Честно говоря, я не знал, подшучивает он надо мной или нет. И на всякий случай посмеялся немного, одними уголками рта. Так, как смеется человек, не знающий, куда себя девать.

И тут я понял, что тоскую о том, что оставил позади. А может быть, меня пугала неизвестность? Что бы это ни было, того, что произошло после, я так до сих пор и не осознал.

Я вышел из мастерской Ригау, не прощаясь, но вместо того, чтобы попасть на парижские улицы стародавних времен, увидел, что иду по проселочной дороге, изъезженной колесами телег, где все пропитано запахом свежей соломы. «Вот так штука», – сказал я себе и обернулся назад, чтобы вернуться в мастерскую Ригау, но там было только поле и стоящие рядами снопы, не лишенные некоего очарования. За моей спиной вставало солнце и грело мне затылок, становилась видна моя тень. Передо мной, еще чуть поодаль, виднелись первые дома незнакомого поселка; а посреди дороги, метра за три от меня, стояла, подбоченившись, красавица-крестьянка и насмешливо улыбалась:

– Куда вы собрались с эдакой тряпицей на голове?

Инстинктивно, чтобы не становиться посмешищем, я попытался стянуть с головы тюрбан, но ничего у меня не вышло, он будто прирос к моей коже.

– Где мы? – спросил я вместо ответа.

– Еще один… – И вздохнула, набираясь терпения. – А где же нам, по-вашему, быть?

– Об этом-то я вас и спрашиваю.

– И тоже на «вы» меня зовет.

Я подошел к девушке поближе. Должен признаться, была она необычайно привлекательна, и уходить от нее мне никуда не хотелось.

Я оглянулся назад, на солнце, встающее из-за расположенного немного в стороне холма, и вздохнул полной грудью.

– Как давно я не чувствовал запаха свежескошенной пшеницы!

– Да-да. И росы, и коровяка, не так ли?

Она протянула мне руку, как будто приглашая следовать за ней вдаль к восходящему солнцу. Тут непонятно откуда послышался звук усталых шагов. И я чуть было не столкнулся с человеком, который появился внезапно и шел мне навстречу. Он остановился передо мной, как будто хотел продемонстрировать свою невероятно безвкусную рубашку в цветочек.

– Вы здесь недавно? – обеспокоенно спросил он.

– Да. А кто вы? И где мы?

Мужчина не ответил. Со лба его катился пот. Он подошел ко мне вплотную и на ухо прошептал: «Задолбало меня все; задолбало до печенок, да еще и жара. И постоянно, понимаете, всегда одно и то же!»

Вид у него был настолько измученный, что вопреки всем правилам хорошего тона я последовал велению сердца. И незаметно стащил серебряную авторучку, кончик которой высовывался из кармана его рубашки в цветочек. Он даже и не заметил. А ручка-то и вправду была серебряная!

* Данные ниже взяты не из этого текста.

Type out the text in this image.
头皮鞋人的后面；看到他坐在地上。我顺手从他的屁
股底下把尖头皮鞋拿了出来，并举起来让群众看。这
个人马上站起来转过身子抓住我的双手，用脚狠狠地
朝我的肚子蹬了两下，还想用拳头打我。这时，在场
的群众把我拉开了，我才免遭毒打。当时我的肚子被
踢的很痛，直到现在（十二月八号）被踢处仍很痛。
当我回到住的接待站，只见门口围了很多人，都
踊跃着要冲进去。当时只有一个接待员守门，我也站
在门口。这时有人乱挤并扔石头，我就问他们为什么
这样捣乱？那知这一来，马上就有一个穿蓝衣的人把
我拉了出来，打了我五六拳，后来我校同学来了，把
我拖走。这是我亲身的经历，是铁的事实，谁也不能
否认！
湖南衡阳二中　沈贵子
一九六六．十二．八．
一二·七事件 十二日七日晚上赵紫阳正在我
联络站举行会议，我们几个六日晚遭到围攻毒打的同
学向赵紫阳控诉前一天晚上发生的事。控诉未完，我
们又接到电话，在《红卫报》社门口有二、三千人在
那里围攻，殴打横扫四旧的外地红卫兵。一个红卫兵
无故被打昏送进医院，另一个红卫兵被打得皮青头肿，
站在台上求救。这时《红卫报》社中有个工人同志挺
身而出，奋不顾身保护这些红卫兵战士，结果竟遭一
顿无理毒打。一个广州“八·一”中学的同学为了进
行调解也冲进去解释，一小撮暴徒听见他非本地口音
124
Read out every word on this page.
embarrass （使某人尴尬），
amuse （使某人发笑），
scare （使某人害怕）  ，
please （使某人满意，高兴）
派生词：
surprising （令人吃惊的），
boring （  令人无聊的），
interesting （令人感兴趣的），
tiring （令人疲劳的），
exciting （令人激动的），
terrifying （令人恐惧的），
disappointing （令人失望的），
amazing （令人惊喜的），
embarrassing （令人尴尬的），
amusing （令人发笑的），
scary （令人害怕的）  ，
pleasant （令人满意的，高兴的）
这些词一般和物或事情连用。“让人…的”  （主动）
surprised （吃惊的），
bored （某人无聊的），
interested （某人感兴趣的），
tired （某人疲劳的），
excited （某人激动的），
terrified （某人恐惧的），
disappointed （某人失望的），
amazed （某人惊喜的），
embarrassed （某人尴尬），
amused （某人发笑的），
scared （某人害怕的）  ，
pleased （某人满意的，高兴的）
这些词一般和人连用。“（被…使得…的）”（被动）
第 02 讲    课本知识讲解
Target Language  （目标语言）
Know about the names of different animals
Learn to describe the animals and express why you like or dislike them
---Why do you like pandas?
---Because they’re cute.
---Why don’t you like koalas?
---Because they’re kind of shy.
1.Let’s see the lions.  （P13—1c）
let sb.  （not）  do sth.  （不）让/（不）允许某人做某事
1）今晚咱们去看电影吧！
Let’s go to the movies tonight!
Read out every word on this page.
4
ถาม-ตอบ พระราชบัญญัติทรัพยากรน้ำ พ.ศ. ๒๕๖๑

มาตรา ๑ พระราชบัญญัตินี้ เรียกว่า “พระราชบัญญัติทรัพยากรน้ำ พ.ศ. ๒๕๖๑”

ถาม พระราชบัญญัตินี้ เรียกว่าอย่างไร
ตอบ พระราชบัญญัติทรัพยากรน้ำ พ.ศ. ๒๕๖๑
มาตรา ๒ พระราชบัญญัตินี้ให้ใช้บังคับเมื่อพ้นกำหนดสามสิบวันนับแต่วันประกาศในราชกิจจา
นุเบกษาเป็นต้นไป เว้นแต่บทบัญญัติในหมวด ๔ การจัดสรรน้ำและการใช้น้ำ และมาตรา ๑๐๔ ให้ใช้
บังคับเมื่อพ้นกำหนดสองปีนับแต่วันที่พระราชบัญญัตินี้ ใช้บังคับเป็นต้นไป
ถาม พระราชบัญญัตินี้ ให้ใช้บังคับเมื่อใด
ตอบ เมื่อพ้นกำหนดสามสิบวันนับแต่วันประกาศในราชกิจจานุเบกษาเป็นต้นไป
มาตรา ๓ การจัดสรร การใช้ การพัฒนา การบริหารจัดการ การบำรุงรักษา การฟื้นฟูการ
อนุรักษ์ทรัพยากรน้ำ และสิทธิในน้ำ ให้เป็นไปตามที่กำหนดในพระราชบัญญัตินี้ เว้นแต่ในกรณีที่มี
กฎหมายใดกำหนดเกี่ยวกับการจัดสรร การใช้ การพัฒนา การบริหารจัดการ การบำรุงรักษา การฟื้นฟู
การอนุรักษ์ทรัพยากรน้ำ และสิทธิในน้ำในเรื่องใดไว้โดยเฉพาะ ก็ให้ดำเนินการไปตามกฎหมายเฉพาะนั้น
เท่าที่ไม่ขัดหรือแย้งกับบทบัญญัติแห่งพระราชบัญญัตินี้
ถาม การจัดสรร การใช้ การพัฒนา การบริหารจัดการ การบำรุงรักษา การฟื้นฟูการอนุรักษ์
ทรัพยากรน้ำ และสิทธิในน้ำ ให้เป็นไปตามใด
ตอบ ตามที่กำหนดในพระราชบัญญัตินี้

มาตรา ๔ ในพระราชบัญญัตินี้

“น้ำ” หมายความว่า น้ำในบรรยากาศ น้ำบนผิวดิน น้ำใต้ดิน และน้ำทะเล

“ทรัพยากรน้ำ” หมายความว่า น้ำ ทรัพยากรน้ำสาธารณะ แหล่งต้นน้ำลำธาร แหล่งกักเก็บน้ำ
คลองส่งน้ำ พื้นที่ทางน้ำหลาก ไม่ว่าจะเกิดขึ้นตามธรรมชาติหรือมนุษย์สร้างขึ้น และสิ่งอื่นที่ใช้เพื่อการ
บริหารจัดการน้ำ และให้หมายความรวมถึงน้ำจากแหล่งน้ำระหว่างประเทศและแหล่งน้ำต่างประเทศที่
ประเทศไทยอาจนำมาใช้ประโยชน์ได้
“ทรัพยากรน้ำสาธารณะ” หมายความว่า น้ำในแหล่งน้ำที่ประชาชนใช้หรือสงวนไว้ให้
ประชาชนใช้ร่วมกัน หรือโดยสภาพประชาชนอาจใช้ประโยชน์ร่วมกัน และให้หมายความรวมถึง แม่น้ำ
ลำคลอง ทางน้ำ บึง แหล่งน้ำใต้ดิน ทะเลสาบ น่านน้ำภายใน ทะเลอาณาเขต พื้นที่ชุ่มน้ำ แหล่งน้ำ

Когда крестьянка взяла меня за руку и изящным жестом пригласила следовать к восходящему солнцу, человек в рубашке в цветочек уже исчез незнамо куда.

* * *

Что тут сказать!.. Да, я тоскую. Однако в здешней атмосфере вынужденного безделья я ощутил невыразимую свободу. Я потерял счет дням, поскольку время остановилось. Я не могу сказать, грустно мне или весело. Когда крестьянка манит меня улыбкой, плетусь за ней на Ослиный холм. И у меня уйма времени для того, чтобы писать серебряной авторучкой на шершавой и грубой бумаге обо всем том, что было мною прожито до того, как я попал сюда. У меня остались воспоминания, и я записываю их и потому тоскую. Все у меня хорошо, и, вспоминая прошлое, я хотел бы сказать nunc dimittis servum tuum, Domine, secundum verbum tuum in pace[45]. Да, ведь проникновенные слова старца Симеона на самом деле значат, что мне пора уже умереть. Но повторить их вслух я не решаюсь, потому что в глубине души умирать я не хочу; мне это неприятно. Живу ли я в двух измерениях? Кажется, нет; но должен признать, что не могу разобраться, что было до и что после, и, перечитывая то, что написал, не понимаю, о чем это, будто теряю память. Да, это именно так: я не отличаю прошлого от будущего. Говорю, что тоскую по дому, но не знаю, где он. Однако в то же самое время я, словно старец Симеон, чувствую, что мне очень нужно вручить душу святому Ферриолу и молить его о том, чтобы по благости своей он позволил смиренному рабу своему уйти с миром с этой уродской проселочной дороги, от трижды проклятой свежескошенной нивы с запахом утренней росы, аминь. Я слышу, на ней раздаются шаги.

* * *

– Хотите, я провожу вас до Ослиного холма?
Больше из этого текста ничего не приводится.